Confía en mi

Tu ten cuidado, no pierdas puntos con estupideces – le dijo Jeremie a David antes de que este entrara en el escáner – intenta que et dé el laser azul, solo el azul. ¡El Azul! ¿entendido? Si es rojo ¡esquívalo! ¿lo entiendes verdad?

Sí, me lo has dicho unas tropecientas veces. – dijo David

Vale pero te lo repito, es importante que no te pongas nervioso. Si te pones nervioso, te atrapan y si te atrapan… ¡Que no te atrapen! – dijo Jeremie, que no de permitía ni pensar lo que pasaría si lo atraparan

No me pongo nervioso, tú te pones nervioso, relájate Einstein – dijo David, sonriendo.

Jeremie se percató de que David ya lo aceptaba como amigo y que confiaba plenamente en él, ¿podía decir lo mismo?

Confía en mi Jeremie – David parecía notar los sentimientos del chico.
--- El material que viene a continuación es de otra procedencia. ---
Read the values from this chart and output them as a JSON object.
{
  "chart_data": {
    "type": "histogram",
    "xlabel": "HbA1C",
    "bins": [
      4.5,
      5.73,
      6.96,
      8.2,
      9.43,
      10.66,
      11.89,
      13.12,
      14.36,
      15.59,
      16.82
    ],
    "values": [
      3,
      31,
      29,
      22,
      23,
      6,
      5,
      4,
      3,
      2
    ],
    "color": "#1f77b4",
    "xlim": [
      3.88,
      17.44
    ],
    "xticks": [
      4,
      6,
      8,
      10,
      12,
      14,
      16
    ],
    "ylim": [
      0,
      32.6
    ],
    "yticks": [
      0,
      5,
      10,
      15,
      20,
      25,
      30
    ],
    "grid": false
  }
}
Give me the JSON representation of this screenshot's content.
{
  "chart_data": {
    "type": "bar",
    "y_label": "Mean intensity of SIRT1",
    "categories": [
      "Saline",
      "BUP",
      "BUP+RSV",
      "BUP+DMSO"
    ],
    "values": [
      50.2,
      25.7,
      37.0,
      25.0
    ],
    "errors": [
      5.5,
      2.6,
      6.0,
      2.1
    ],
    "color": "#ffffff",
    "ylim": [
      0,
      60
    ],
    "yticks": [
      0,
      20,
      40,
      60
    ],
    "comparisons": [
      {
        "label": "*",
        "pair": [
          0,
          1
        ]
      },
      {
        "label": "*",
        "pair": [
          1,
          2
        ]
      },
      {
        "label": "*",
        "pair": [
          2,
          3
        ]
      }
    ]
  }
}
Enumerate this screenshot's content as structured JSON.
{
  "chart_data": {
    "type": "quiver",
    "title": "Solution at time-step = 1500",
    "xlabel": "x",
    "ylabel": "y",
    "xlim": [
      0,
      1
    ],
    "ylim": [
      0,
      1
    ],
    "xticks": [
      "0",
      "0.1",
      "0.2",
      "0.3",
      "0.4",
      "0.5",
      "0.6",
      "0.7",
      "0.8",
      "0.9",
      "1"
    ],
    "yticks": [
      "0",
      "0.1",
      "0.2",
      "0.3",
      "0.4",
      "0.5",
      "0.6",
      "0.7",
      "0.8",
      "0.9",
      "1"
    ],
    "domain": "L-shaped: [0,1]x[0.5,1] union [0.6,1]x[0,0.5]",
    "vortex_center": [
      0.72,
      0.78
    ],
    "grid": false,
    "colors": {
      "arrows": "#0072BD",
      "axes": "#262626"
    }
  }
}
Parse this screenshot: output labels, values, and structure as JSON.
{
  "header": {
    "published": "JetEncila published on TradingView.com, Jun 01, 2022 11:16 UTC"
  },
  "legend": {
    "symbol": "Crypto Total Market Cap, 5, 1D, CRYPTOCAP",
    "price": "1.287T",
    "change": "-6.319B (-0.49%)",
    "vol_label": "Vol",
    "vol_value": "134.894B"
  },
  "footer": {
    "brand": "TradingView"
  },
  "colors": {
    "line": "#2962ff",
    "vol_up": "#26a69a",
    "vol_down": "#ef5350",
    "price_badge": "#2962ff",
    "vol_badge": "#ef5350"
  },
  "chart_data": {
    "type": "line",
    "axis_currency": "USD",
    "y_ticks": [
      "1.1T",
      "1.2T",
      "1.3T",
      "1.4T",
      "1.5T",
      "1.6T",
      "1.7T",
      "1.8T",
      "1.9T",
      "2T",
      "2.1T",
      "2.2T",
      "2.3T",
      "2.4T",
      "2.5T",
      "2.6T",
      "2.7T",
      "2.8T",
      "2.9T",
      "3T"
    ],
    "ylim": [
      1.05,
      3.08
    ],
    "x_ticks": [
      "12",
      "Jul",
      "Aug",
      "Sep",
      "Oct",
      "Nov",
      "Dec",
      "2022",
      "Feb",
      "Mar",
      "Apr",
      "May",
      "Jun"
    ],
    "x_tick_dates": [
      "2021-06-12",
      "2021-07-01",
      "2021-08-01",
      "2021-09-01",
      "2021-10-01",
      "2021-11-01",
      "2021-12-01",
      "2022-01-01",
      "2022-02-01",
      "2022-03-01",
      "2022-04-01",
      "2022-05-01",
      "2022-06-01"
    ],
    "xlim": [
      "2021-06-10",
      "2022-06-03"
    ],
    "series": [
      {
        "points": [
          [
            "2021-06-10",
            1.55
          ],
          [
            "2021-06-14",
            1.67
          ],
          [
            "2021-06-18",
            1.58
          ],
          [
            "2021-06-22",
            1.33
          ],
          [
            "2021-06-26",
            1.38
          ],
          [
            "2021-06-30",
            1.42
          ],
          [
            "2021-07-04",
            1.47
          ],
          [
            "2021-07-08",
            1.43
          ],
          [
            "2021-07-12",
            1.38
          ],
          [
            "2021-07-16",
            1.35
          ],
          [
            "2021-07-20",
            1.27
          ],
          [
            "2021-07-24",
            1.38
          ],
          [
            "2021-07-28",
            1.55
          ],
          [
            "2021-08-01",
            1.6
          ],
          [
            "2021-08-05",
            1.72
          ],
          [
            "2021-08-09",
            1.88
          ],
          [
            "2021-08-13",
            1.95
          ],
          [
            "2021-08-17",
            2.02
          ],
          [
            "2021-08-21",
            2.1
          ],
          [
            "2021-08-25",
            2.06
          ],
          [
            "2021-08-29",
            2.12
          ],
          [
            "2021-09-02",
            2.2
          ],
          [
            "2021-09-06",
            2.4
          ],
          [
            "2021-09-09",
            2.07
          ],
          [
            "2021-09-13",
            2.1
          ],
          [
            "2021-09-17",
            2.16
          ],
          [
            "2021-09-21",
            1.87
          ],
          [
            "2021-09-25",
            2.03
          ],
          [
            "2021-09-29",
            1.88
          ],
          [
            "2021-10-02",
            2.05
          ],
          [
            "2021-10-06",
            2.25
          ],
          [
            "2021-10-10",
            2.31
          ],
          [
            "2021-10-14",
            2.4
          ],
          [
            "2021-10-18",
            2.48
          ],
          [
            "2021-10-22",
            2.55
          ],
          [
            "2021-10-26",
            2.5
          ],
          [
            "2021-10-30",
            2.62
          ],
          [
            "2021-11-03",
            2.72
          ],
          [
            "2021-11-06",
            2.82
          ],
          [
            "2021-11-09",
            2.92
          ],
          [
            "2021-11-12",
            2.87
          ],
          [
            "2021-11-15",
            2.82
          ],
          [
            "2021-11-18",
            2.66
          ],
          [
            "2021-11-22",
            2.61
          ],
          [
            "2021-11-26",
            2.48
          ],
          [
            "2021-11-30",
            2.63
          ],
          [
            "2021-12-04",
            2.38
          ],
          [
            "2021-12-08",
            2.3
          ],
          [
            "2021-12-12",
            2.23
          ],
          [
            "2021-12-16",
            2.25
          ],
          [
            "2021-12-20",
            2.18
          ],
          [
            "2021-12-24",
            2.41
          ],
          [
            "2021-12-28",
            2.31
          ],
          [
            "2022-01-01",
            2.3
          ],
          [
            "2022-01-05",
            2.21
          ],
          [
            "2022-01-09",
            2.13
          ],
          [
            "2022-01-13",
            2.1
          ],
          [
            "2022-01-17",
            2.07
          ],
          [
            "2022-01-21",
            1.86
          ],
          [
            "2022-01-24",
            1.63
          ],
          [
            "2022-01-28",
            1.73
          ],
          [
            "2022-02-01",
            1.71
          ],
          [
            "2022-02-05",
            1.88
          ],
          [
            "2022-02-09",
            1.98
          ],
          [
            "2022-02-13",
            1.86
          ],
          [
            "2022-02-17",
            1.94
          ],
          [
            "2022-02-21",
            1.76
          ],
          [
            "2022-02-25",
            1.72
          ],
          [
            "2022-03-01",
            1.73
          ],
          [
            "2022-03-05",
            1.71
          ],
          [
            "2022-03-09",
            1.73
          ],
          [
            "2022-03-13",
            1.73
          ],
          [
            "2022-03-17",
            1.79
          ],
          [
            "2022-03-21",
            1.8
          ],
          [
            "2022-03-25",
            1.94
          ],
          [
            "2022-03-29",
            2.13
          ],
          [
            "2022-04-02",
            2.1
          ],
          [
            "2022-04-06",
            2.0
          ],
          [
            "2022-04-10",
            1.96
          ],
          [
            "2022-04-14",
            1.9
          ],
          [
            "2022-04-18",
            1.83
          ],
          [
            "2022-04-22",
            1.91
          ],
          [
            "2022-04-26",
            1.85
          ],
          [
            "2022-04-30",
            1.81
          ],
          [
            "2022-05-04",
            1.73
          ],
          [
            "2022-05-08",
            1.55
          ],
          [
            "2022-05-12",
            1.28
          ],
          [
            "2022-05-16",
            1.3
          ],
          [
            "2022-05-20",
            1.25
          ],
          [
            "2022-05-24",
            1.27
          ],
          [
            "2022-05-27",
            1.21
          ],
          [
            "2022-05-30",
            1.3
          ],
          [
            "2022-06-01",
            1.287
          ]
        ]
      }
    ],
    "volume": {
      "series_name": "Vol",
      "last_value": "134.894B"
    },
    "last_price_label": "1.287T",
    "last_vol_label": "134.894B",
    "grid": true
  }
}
Jeremie suspiró, intentando relajarse.

Recuerda que tu Virtualización tardará más porque tengo que incorporarte la base de datos – le dijo antes de entrar en el ascensor para subir – Confío en tí.

David sonrió y luego se volvió, sus amigos lo miraban. Ellos irían primero. William, Odd, Ulrich y Yumi lo miraban fijamente. Les importaba mucho que el plan saliera bien, mucho.

William lo miraba seriamente pero la confianza chispeaba en sus ojos. Odd lo miraba y le sonreía, sabía que era capaz de hacerlo. Ulrich también le sonreía, dándole ánimos. Yumi estaba seria, y no le había dicho nada. Sus ojos oscuros no expresaban ningún sentimiento, solo lo miraban.

Primero entraron en los escáneres William, Odd y Ulrich.

Puedes hacerlo David, confiamos en ti – dijeron y el escáner se cerró.

Cuando les tocó el turno a ellos dos, ella lo miró y antes de entrar, le susurró algo al oído. Luego el escáner se cerró delante de ella y David supo que realmente confiaba en él, como los demás.

Entró en su escáner, era su turno.

Trasmitir David, Escanear David – Jeremie le insertó la base de datos – ¡Virtualización!

La luz lo invadió todo y apareció en Lyoko, junto a los demás, que esta vez, luchaban contra cangrejos.

Jeremie, ¿ves al ilusionista en la pantalla? – dijo mientras aterrizaba al suelo de un salto.

¿El ilusionista? – preguntó Odd, sobre su tabla – ¿Quién te ha dado permiso en bautizar al nuevo monstruo así?

¿Y qué nombre propones tú, Odd? – le preguntó Yumi, desde su aerodeslizador.

Algo mucho más estiloso, como el monstruo de las dos caras o el ilusionario, o dispara láseres o…

¡Déjalo Odd! – dijo Ulrich mientras se triplicaba y rodeaba un cangrejo – El ilusionista está bien.

¿Lo ves o no lo ves Jeremie? – preguntó David

¡Lo veo! – dijo Jeremie – está junto a Yumi y William.

¡Dispara láseres rojos! – dijo Yumi mientras los esquivaba – ¿qué hago? ¿le lanzo un abanico a ver qué pasa?

¿Y si lo destruyes? – peguntó William.

Tu hazlo, necesitamos verlo – dijo Ulrich

Yumi cargó sus abanicos y le lanzó uno de ellos al monstruo fantasma, falló. Esquivó unos láseres y lanzó el otro.

Le dio, el monstruo se hizo visible pero los cangrejos no desaparecieron. El ilusionista, se giró y empezó a disparar láseres azules y volvió a ser invisible.

¡David! – gritó Yumi mientras los esquivaba y se alejaba de allí en su aerodeslizador, junto a William.

David corrió hasta donde el monstruo disparaba los láseres azules y paró. Cerró los ojos y un laser le desvirtualizó.

Ya está hecho – dijo Jeremie y suspiró.